Todo mundo se cumprimentava ... Os primeiros beijos eram sempre roubados e no fundo do quintal ou na margem do rio... por uma ou outra vez eram no meio da noite quando ninguém estivesse olhando... e com pessoas do círculo às vezes familiar... ou muito próximo ...
Já estavámos beirando os 12/13 anos e era tarefa de algum menino roubar um beijo- O que poderíamos contar para alguma amiga ou não - dependeria!!!
As roupas da época: Sempre bem alvas (lavadas nas pedras do rio) com sabão caseiro... feito de mamona... ou jaborandi ... e faziam pouca espuma até que surgiram os sabões industrializados...
A minha mãe era moderna : Viúva de dois ... Tivera três filhos.... Dois homens e uma mulherzinha...
Viajava sempre pra Brasília (até hoje eu não descobri o que ia fazer por lá...) acho que ela tinha um
namorado no Planalto Central do país... Mas dizia que não podia se casar porque tinha uma mulherzinha em casa ... e os homens poderiam abusar dela...!!!

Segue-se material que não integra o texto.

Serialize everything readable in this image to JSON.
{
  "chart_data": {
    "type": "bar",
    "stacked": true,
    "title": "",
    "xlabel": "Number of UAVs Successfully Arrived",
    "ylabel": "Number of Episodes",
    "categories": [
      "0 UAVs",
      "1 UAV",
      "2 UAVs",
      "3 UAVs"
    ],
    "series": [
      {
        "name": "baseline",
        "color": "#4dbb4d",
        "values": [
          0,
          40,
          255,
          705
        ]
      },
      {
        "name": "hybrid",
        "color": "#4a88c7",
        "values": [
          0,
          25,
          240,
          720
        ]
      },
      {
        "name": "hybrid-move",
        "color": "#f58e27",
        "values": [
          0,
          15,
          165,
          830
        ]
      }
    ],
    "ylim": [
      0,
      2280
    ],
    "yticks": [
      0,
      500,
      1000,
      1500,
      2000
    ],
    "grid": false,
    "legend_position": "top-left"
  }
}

Ora bolas : E os dois meninos que tinha lá? Por acaso também não poderiam ser um impecilho ??Não dizia ela... e coisas tipo : Antes fossem todos homens... seria melhor...
O que fazia com que Alicinha fosse pro quarto chorar na cama .. que era lugar quente.. Até que meu anjinho da guarda lindo Joanita - fosse lá me consolar... O que também não podia porque atrasaria o almoço do meio dia...
Na hora do sol escaldante - a cidade parava ?!
Literalmente pra só lá por volta das três da tarde... reiniciar sua vida ... Todos dormiam na cidade...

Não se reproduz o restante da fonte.